In normal neural crest cells, p53 levels are tightly controlled by the protein, Mdm2. However, when rRNA transcription is reduced, an imbalance arises where ribosomal proteins that normally form part of the ribosome, become free and instead bind to Mdm2 preventing its control of p53. This leads to increased levels of p53 that cause the newly formed neural crest cells to die.

“We have known for many years that problems in craniofacial development are often the result of neural crest cells dying before they can form the cartilage and bone structures of the head and face,” said Falcon.

“Our previous studies have shown that inhibiting p53 in Treacher-Collins Syndrome animal models can stop neural crest cells from dying and thus prevent craniofacial anomalies from occurring, but this made the animals much more susceptible to cancer,” said Watt. 

“The significance of this study is that at the genetic, cellular, and biochemical level, we can now connect rRNA transcription and the ribosome biogenesis pathway in neural crest cells, to proper craniofacial development and to the pathogenesis of birth defects,” said Trainor. “We understand how each step in the pathway links to p53-dependent apoptosis.”

Coauthors include Ruonan Zhao, Daisuke Sakai PhD, Emma L. Moore, Sharien Fitriasari, Melissa Childers, Mihaela E. Sardia, Selene Swanson, Dai Tsuchiya, Jay Unruh, PhD, George Bugarinovic, Lin Li, Rita Shiang, PhD, Annita Achilleos, PhD, Jill Dixon, PhD, and Michael Dixon, PhD.

 

Studying multiple research organisms is key

The study of rare diseases is challenging but deserves no less attention than common diseases. However, a universal mechanism to explain rare birth defects simply doesn’t exist and developing preventative therapies therefore requires a thorough understanding of the cellular and genetic mechanisms responsible for each individual disorder, which is derived from our knowledge of normal craniofacial development in many different animal species.

For example, in another recent study published in Development on June 28, 2022, Dash in the Trainor Lab investigated the function of Nucleolin in neural crest cells and craniofacial development in zebrafish. Mutations in Nucleolin disrupt the differentiation of neural crest cells resulting in craniofacial anomalies resembling Treacher-Collins Syndrome. Dash discovered that Nucleolin, among its many functions, regulates signaling pathways that are important for neural crest cell differentiation into bone and cartilage.

 

Zebrafish embryos have higher expression of Nucleolin (top, in red) in the craniofacial region at three days post-fertilization. Cranioskeletal rescue at five days post-fertilization with FGF8 protein treatment in nucleolin mutant embryos (bottom, right). 

 

“By identifying the biochemical pathway that was involved, we were able to bypass the problem by providing the zebrafish embryos with the specific proteins they needed for proper differentiation,” said Dash.

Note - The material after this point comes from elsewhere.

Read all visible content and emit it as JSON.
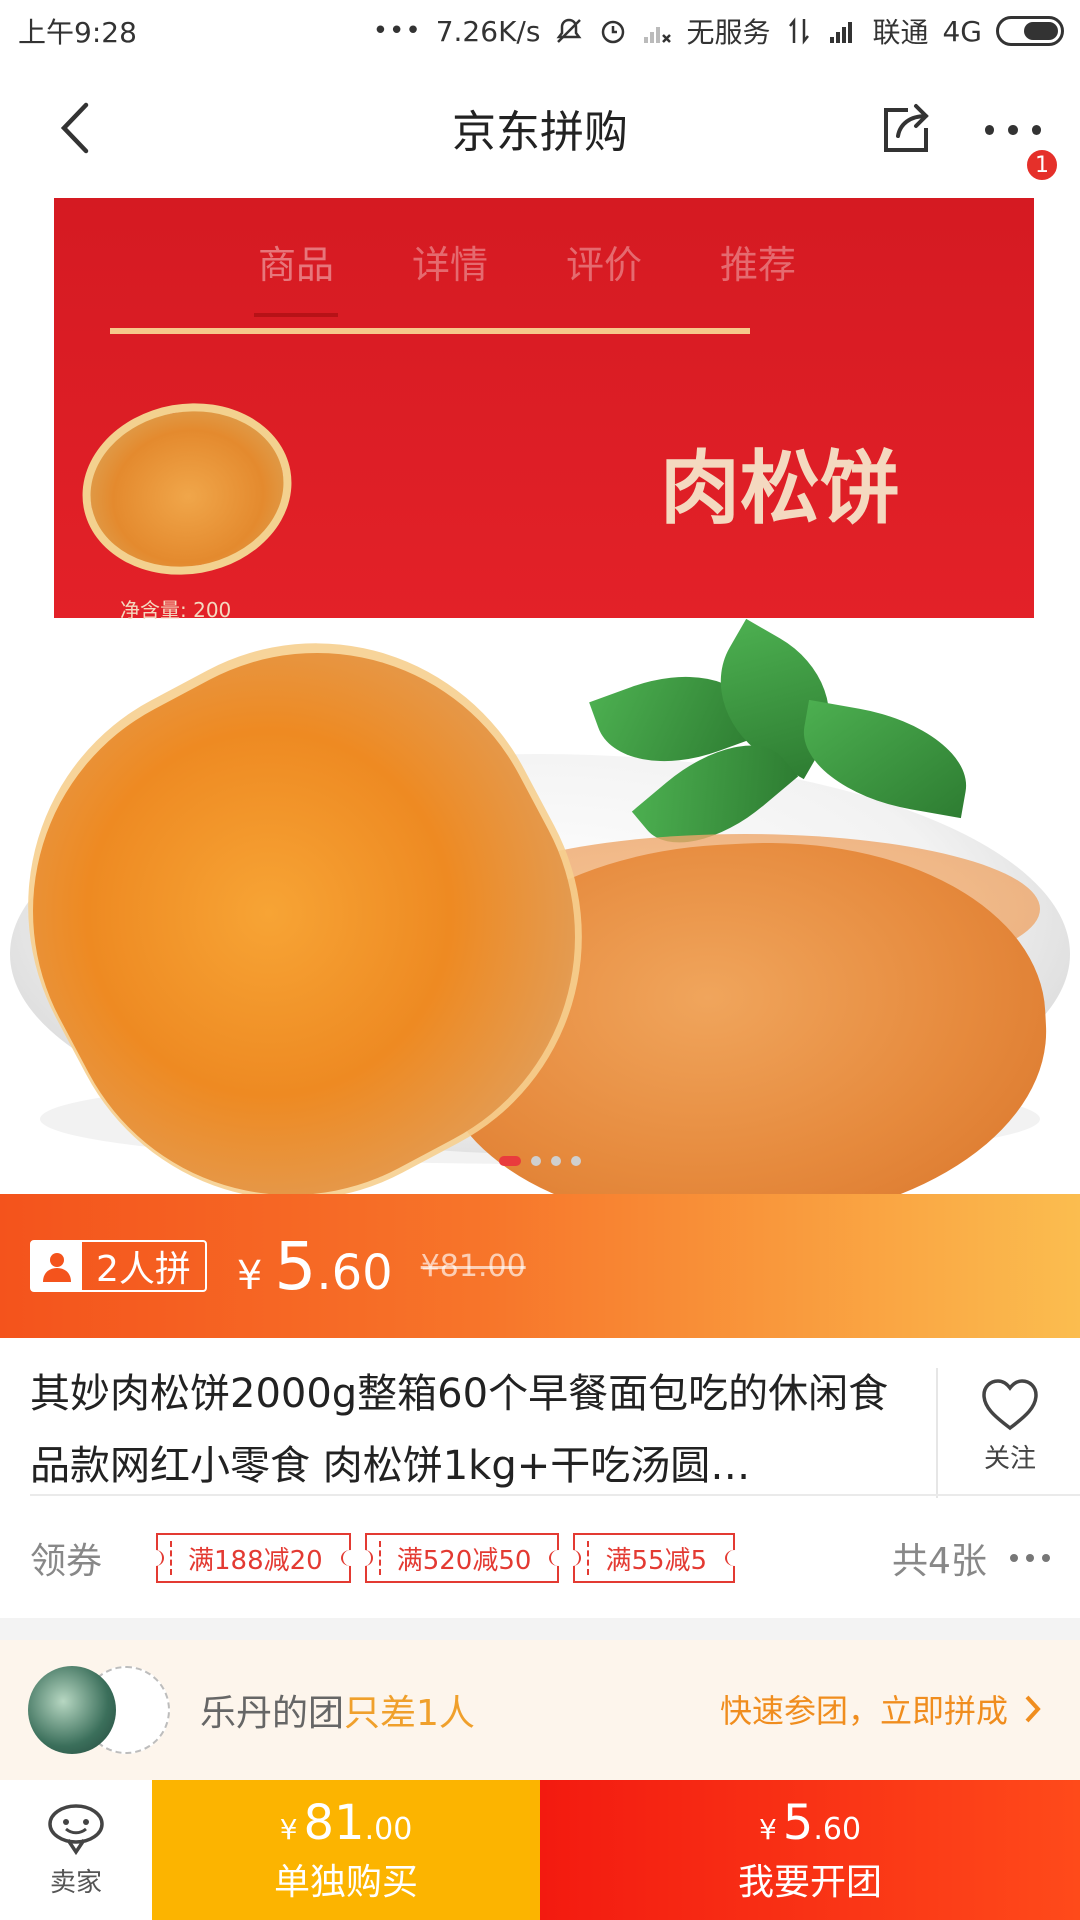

Using research organisms such as mice and zebrafish to understand the basis for birth defect disorders can lead to discoveries on how to prevent them. “If it’s successful in animal models, it may give people hope that something can be done in the future,” said Trainor.      

This work was funded by the Kirschstein-NRSA F31 predoctoral fellowship (awards DE027860, DE023017) from the National Institute for Dental and Craniofacial Research of the National Institutes of Health, K99 Pathway to independence awards (DE030971 and DE030972), the American Association for Anatomy Post-Doctoral Fellowship, and from institution support from the Stowers Institute for Medical Research. The content is solely the responsibility of the authors and does not necessarily represent the official views of the NIH.